Lo que ahora voy a relatar ocurrió en una no­che. Sabemos cuándo es de noche porque os mar­cháis a casa y podemos aventurarnos a salir de nuestros escondrijos y dirigirnos sin miedo hacia nuestras antiguas casas, asomarnos a las ventanas, hasta incluso entrar y observar vuestros rostros mientras dormís. Había mero-deado durante un buen rato cerca de la casa en la que se me había transformado tan cruelmente en lo que ahora soy, como hacemos cuando alguien a quien amamos u odiamos está dentro. En vano había estado bus­cando alguna forma de manifes-tarme, algún modo de hacer que mi existencia continuada, mi gran amor y mi profunda pena fueran captados por mi marido y mi hijo. Si dormían, siempre se despertarían, o si, en mi desesperación, me atrevía a acercarme a ellos una vez despiertos, lanzarían hacia mí sus terribles ojos vivos, aterrorizándome con las miradas que yo anhelaba y apartándome de mi propósito.
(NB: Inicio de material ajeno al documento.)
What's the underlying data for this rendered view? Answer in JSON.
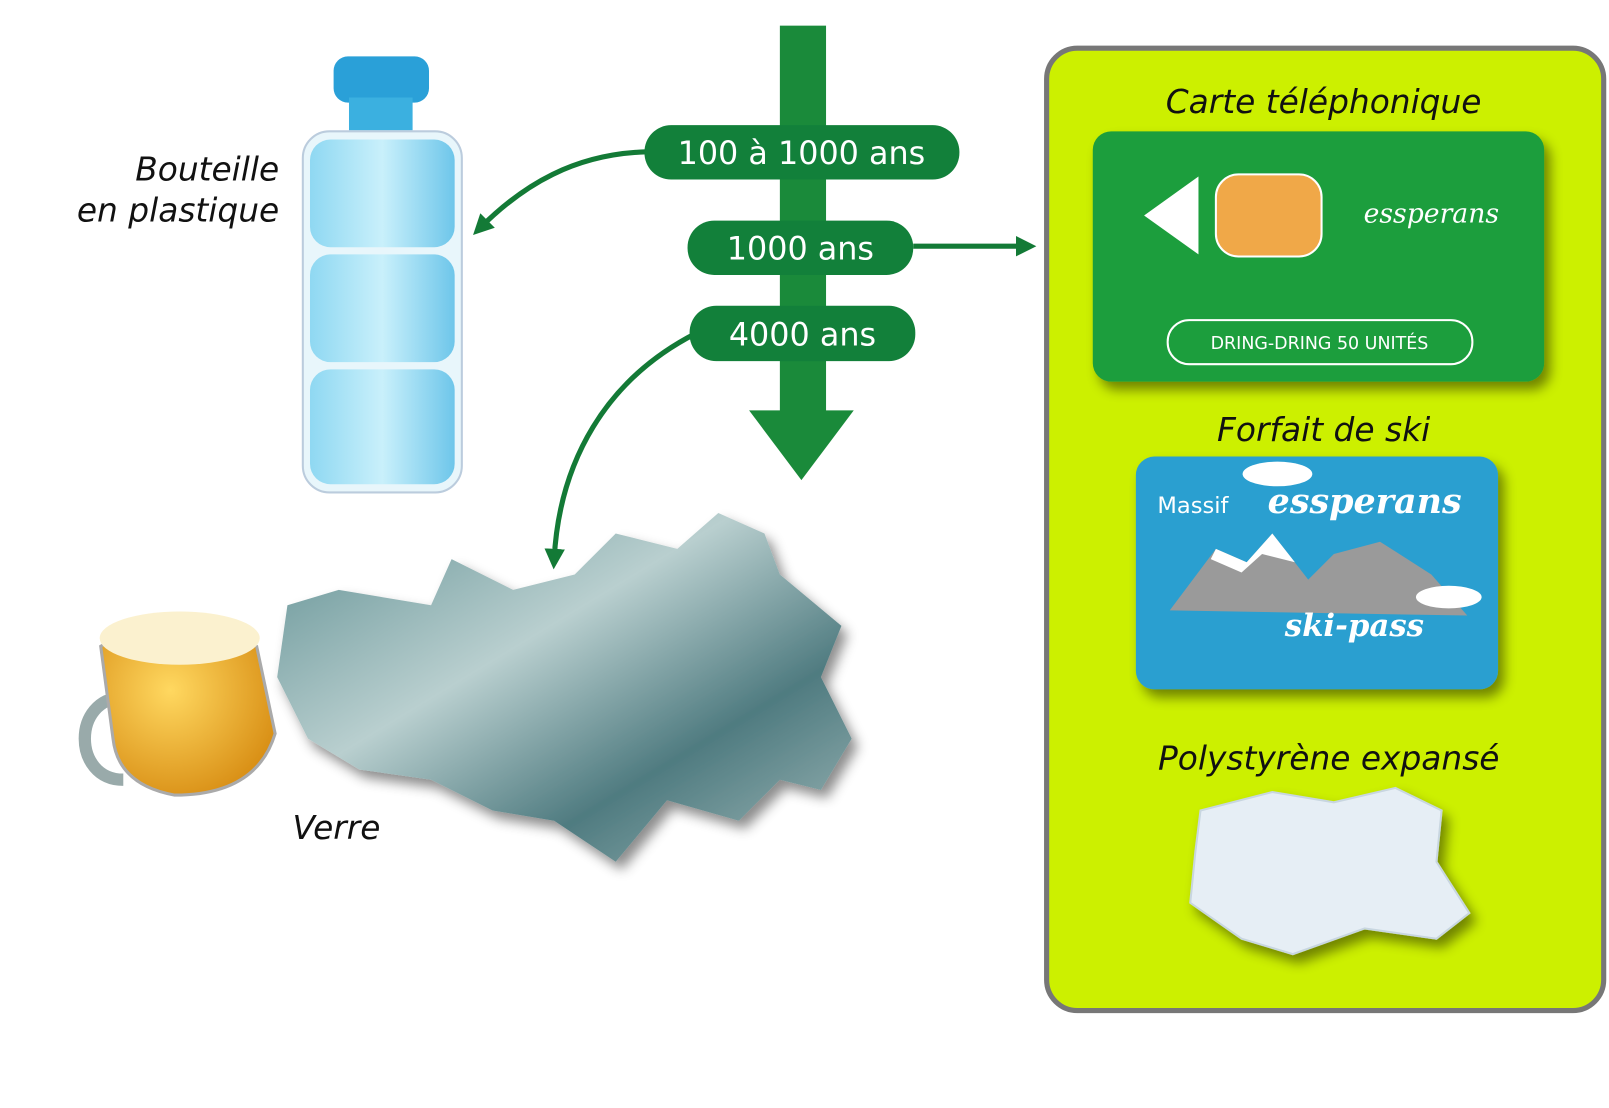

Esa noche les había estado buscando sin éxito, temerosa de encontrármelos. No estaban en la casa, ni en el jardín iluminado por la luna. Porque, aunque hemos perdido el sol para siempre, toda­vía nos queda la luna, completamente redonda o imperceptible. A veces brilla por la noche, a veces de día, pero siempre sale y se pone como en la otra vida.
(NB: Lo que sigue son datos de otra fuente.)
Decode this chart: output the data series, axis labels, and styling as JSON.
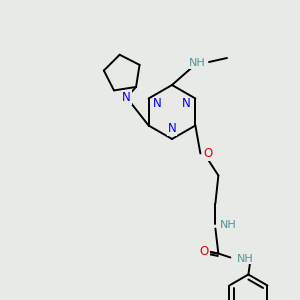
{
  "background_color": "#e8eae8",
  "atom_colors": {
    "N": "#0000ee",
    "O": "#ee0000",
    "H_label": "#4a9999"
  },
  "bond_color": "#000000",
  "bond_lw": 1.4,
  "figsize": [
    3.0,
    3.0
  ],
  "dpi": 100,
  "xlim": [
    0,
    300
  ],
  "ylim": [
    0,
    300
  ],
  "fontsize": 8.5
}
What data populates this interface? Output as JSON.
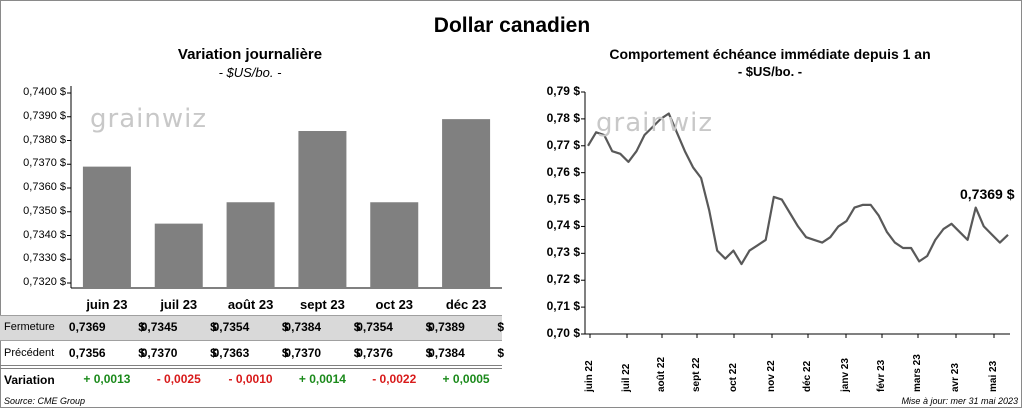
{
  "title": "Dollar canadien",
  "left_chart": {
    "title": "Variation  journalière",
    "unit": "- $US/bo. -",
    "watermark": "grainwiz",
    "y_ticks": [
      "0,7400 $",
      "0,7390 $",
      "0,7380 $",
      "0,7370 $",
      "0,7360 $",
      "0,7350 $",
      "0,7340 $",
      "0,7330 $",
      "0,7320 $"
    ]
  },
  "table": {
    "row1_label": "Fermeture",
    "row2_label": "Précédent",
    "row3_label": "Variation",
    "currency": "$",
    "fermeture": [
      "0,7369",
      "0,7345",
      "0,7354",
      "0,7384",
      "0,7354",
      "0,7389"
    ],
    "precedent": [
      "0,7356",
      "0,7370",
      "0,7363",
      "0,7370",
      "0,7376",
      "0,7384"
    ],
    "variation": [
      "+ 0,0013",
      "- 0,0025",
      "- 0,0010",
      "+ 0,0014",
      "- 0,0022",
      "+ 0,0005"
    ]
  },
  "right_chart": {
    "title": "Comportement échéance immédiate depuis 1 an",
    "unit": "- $US/bo. -",
    "watermark": "grainwiz",
    "callout": "0,7369 $",
    "y_ticks": [
      "0,79 $",
      "0,78 $",
      "0,77 $",
      "0,76 $",
      "0,75 $",
      "0,74 $",
      "0,73 $",
      "0,72 $",
      "0,71 $",
      "0,70 $"
    ],
    "months": [
      "juin 22",
      "juil 22",
      "août 22",
      "sept 22",
      "oct 22",
      "nov 22",
      "déc 22",
      "janv 23",
      "févr 23",
      "mars 23",
      "avr 23",
      "mai 23"
    ]
  },
  "footer": {
    "source": "Source: CME Group",
    "updated": "Mise à jour: mer 31 mai 2023"
  },
  "colors": {
    "bar": "#808080",
    "line": "#595959",
    "positive": "#1b8a1b",
    "negative": "#d81b1b",
    "row_highlight": "#d9d9d9"
  },
  "chart_data": [
    {
      "type": "bar",
      "title": "Variation  journalière",
      "ylabel": "- $US/bo. -",
      "categories": [
        "juin 23",
        "juil 23",
        "août 23",
        "sept 23",
        "oct 23",
        "déc 23"
      ],
      "values": [
        0.7369,
        0.7345,
        0.7354,
        0.7384,
        0.7354,
        0.7389
      ],
      "ylim": [
        0.732,
        0.74
      ],
      "grid": false
    },
    {
      "type": "line",
      "title": "Comportement échéance immédiate depuis 1 an",
      "ylabel": "- $US/bo. -",
      "x": [
        "2022-06-01",
        "2022-06-08",
        "2022-06-15",
        "2022-06-22",
        "2022-06-29",
        "2022-07-06",
        "2022-07-13",
        "2022-07-20",
        "2022-07-27",
        "2022-08-03",
        "2022-08-10",
        "2022-08-17",
        "2022-08-24",
        "2022-08-31",
        "2022-09-07",
        "2022-09-14",
        "2022-09-21",
        "2022-09-28",
        "2022-10-05",
        "2022-10-12",
        "2022-10-19",
        "2022-10-26",
        "2022-11-02",
        "2022-11-09",
        "2022-11-16",
        "2022-11-23",
        "2022-11-30",
        "2022-12-07",
        "2022-12-14",
        "2022-12-21",
        "2022-12-28",
        "2023-01-04",
        "2023-01-11",
        "2023-01-18",
        "2023-01-25",
        "2023-02-01",
        "2023-02-08",
        "2023-02-15",
        "2023-02-22",
        "2023-03-01",
        "2023-03-08",
        "2023-03-15",
        "2023-03-22",
        "2023-03-29",
        "2023-04-05",
        "2023-04-12",
        "2023-04-19",
        "2023-04-26",
        "2023-05-03",
        "2023-05-10",
        "2023-05-17",
        "2023-05-24",
        "2023-05-31"
      ],
      "values": [
        0.77,
        0.775,
        0.774,
        0.768,
        0.767,
        0.764,
        0.768,
        0.774,
        0.777,
        0.78,
        0.782,
        0.775,
        0.768,
        0.762,
        0.758,
        0.746,
        0.731,
        0.728,
        0.731,
        0.726,
        0.731,
        0.733,
        0.735,
        0.751,
        0.75,
        0.745,
        0.74,
        0.736,
        0.735,
        0.734,
        0.736,
        0.74,
        0.742,
        0.747,
        0.748,
        0.748,
        0.744,
        0.738,
        0.734,
        0.732,
        0.732,
        0.727,
        0.729,
        0.735,
        0.739,
        0.741,
        0.738,
        0.735,
        0.747,
        0.74,
        0.737,
        0.734,
        0.7369
      ],
      "ylim": [
        0.7,
        0.79
      ],
      "grid": false
    }
  ]
}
Dejé el jardín y me fui, acompañada por la luz blanca y el silencio, hacia la carretera, sin dirección definida y entristecida. De repente oí la voz de mi pobre esposo que lanzaba exclamaciones de sor­presa, junto a la de mi hijo que procuraba tranquilizarle y disuadirle. Y allí estaban, a la sombra de un grupo de árboles. Cerca, ¡tan cerca! Tenían sus caras vueltas hacia mí, los ojos de mi esposo se cla­vaban en los míos. Me vio, ¡por fin, por fin me vio! Al advertir esta sensación, mi miedo desapareció como un sueño cruel. El hechizo de la muerte esta­ba roto: ¡El Amor había vencido a la Ley! Loca de alegría, grité, debí de haber gritado: «Me ve, me ve: ¡me comprenderá!» Entonces, tratando de contro­larme, avancé hacia él, sonriente y consciente de mi belleza, para arrojarme en sus brazos, consolar­le con palabras cariñosas y, con la mano de mi hijo entre las mías, pronunciar palabras que restaura­ran los lazos rotos entre los vivos y los muertos.
Pero, ¡ay! ¡Ay de mí! Su cara estaba pálida de te­rror, sus ojos eran como los de un animal acorrala­do. Mientras yo avanzaba, él se alejaba de mí, y por fin se dio la vuelta y salió huyendo por el bos­que. Hacia dónde, es algo que desconozco.
A mi pobre hijo, abandonado con su doble de­solación, nunca he sido capaz de comunicarle nin­guna sensación de mi presencia. Pronto, también él, pasará a esta Vida Invisible y le habré perdido para siempre.